I tried to grab him with elemental force and put him into a deadly bear-hug, but he was so fast that I only grabbed air with my big hand. Normally I was a calm, meek person. I usually lived out all my aggression through my music and art, but to be honest there’s a slight chance for that sometimes I could seem a bit scary for others. With a weight of 275 pounds, I had a shaved head and a body fully tattooed from top to bottom, I could look scary to some unsuspicious people. That body of 275 pounds containned not more than 1 single pound of fat. This optimal body fat percentage was the result of… well, it was genetic luck too, but it was also due to the precalculated enhancement of the InfraB test-tube program. All of us has special features like this, all the people that were born here. My wife for example has extremely good body… I’m sure Dave’s very proud of it.
So, I don’t know how scary I looked in that moment, but I was able to scare Tim to
death (to his own fucking “death planet”) with a single movement when I reached out to grab him. Before I could grab his collar, he was already running out of the studio with comically long steps. He just reached the empty space of the missing sofa in the waiting room that Feng and her loverboy stole last week. In that moment, it occurred to me that he’s gonna slip on the nurse cap that was left there and Tim’s gonna fall on his ass painfully.

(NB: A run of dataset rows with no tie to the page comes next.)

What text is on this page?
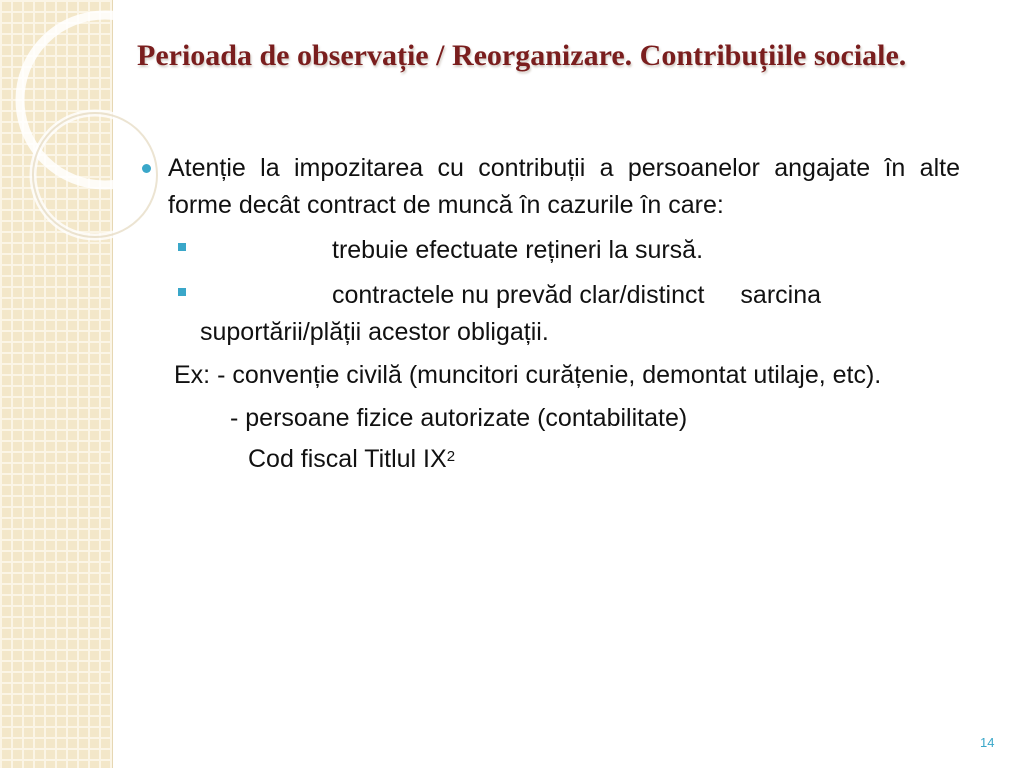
Perioada de observație / Reorganizare. Contribuțiile sociale.
Atenție la impozitarea cu contribuții a persoanelor angajate în alte forme decât contract de muncă în cazurile în care:
trebuie efectuate rețineri la sursă.
contractele nu prevăd clar/distinct sarcina
suportării/plății acestor obligații.
Ex: - convenție civilă (muncitori curățenie, demontat utilaje, etc).
- persoane fizice autorizate (contabilitate)
Cod fiscal Titlul $IX^2$
14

But Kathy picked the nurse cap up a long time ago. When she was still alive. With this thought once again I arrived to my non-existent, imaginary novel about my life. If I had ever written it I think I would be on about page 31. This would be the scene where the (not very) likeable protagonist would lose his (remaining) sanity forever. It’s too bad I never wrote that novel, it would haven been full of suspense with great surprising twists. I could’ve written about a lot more. For example, about the following events:
So, Tim has vanished. Mikey still stood there stunned, but it seemed like he was not planning an early leave from the famous recording place called, Finsterniis Studios.

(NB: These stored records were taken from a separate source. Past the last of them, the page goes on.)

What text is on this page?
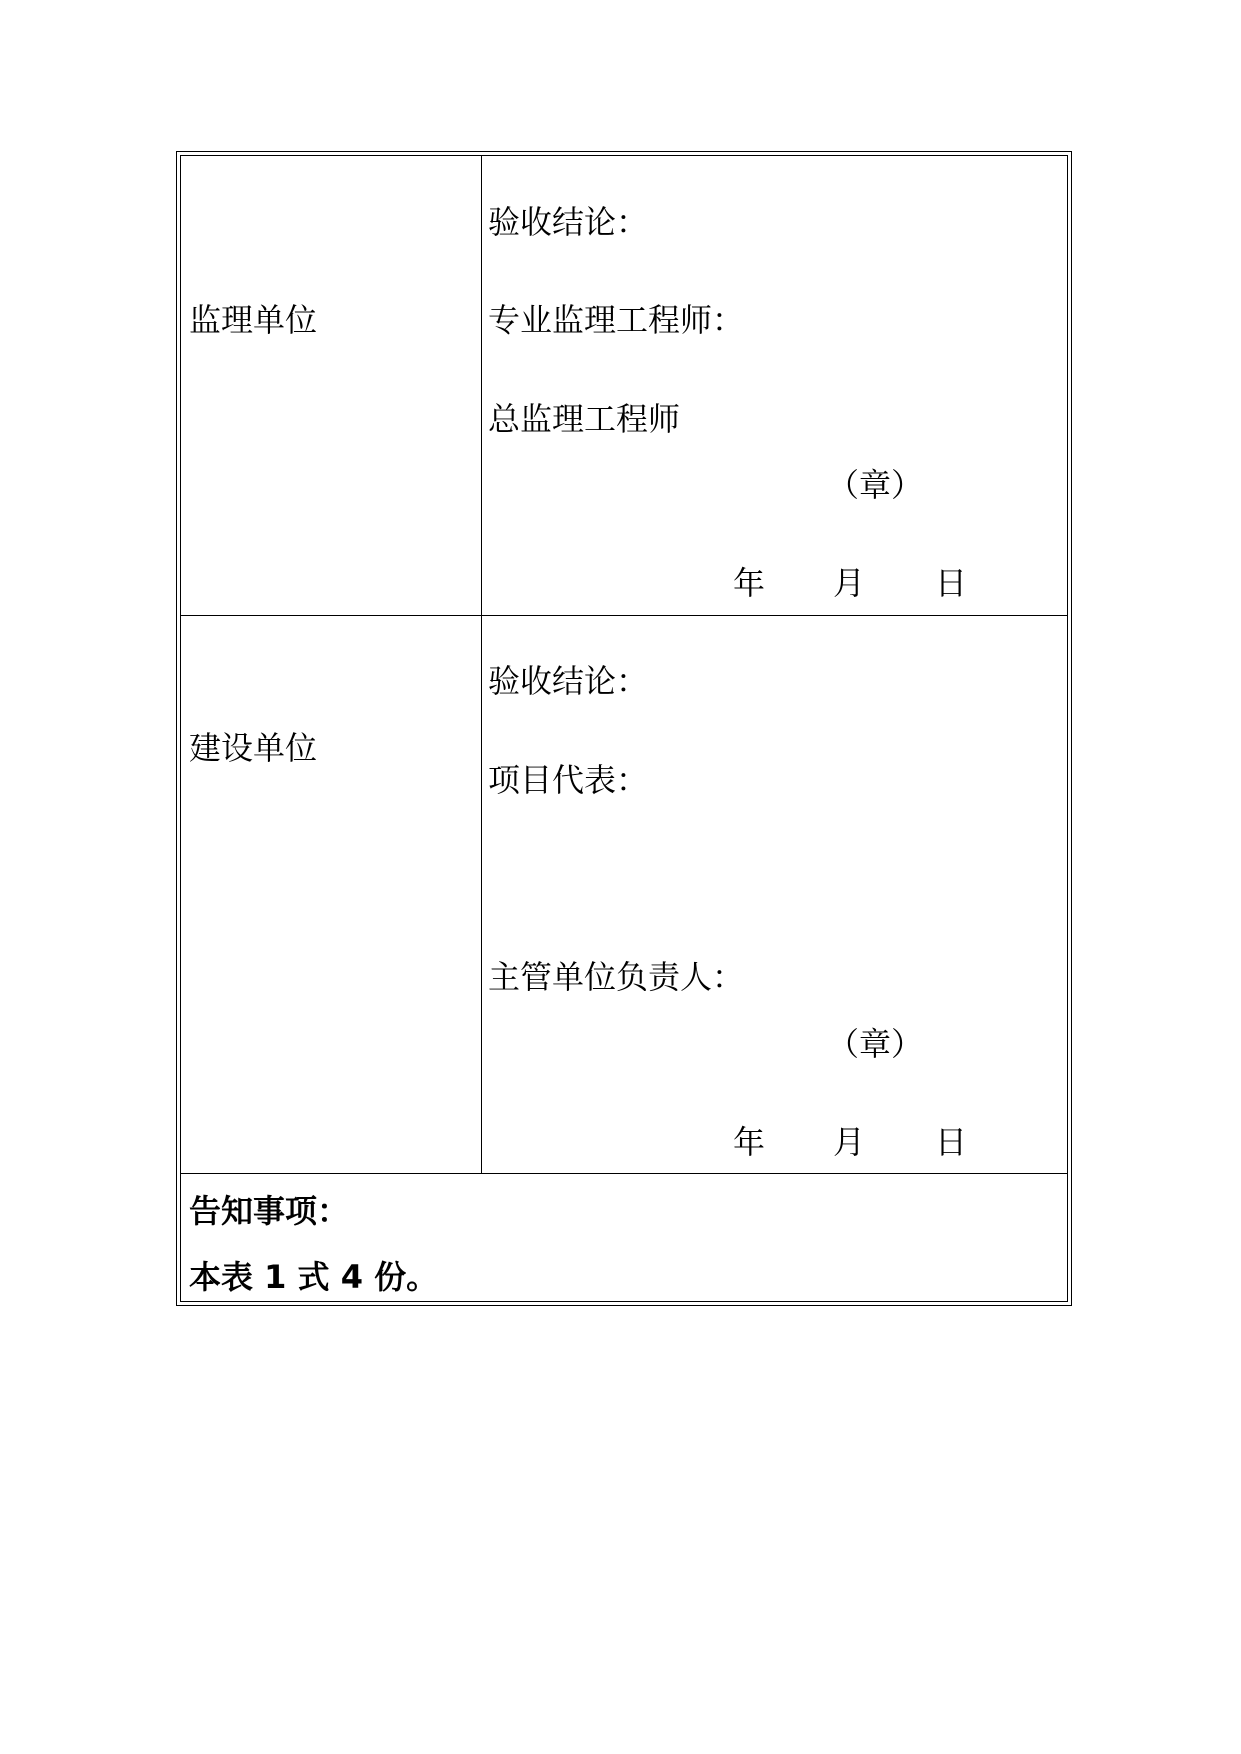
监理单位
验收结论：
专业监理工程师：
总监理工程师
（章）
年 月 日
建设单位
验收结论：
项目代表：
主管单位负责人：
（章）
年 月 日
告知事项：
本表 1 式 4 份。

“You fucker!” I pushed out the first two words that was able to crawl out from my snapped brain clouded by an unstoppable blood-stream Tsunami. He also reacted quite quickly, because before I would have started walking towards him, he already replaced his passive, non-existent movement with a very active, lively one. Namely: now he also ran like a fucking lunatic!
“Run baby! Run, run, run!” I laughed histerically. “Run faggots! I’m fed up with all this! Let the end of the world come, but this time for real! This was my only fan you lousy lices!! Why should I compose music anymore?! For whom?! What does make sense anymore? What’s the meaning of a miserable life like this?!”
I kicked over the microphone stand and with the same swing I kicked into both mixing tables, that costed me a fortune. (They costed my wife’s entire heritage from his father if we want to be absolutely accurate.)
“Let The Dark Side of Chaos come! (Which was by the way also the title of one of my beautiful unreleased songs.)” With this battle-cry I grabbed the violin bow that was dropped by Tim during his miraculous escape and I smashed the biggest light bulb on the ceiling with it. It broke into pieces and exploded with a loud bang. Then again, I smashed the other remaining three bulbs with the bloody bow. Then complete darkness fell on the studio. I threw the bow towards Kathy’s dead body because I didn’t even know where she was lying anymore in that darkness. Lying with her brave expression, that froze icily onto her cute face, while thick and warm blood was flowing out from the fresh holes in her skull and neck. Blood was flowing onto the fluffy, cream-colored carpet. Normally it absorbed sounds, now it thirstily absorbed Kathy’s blood.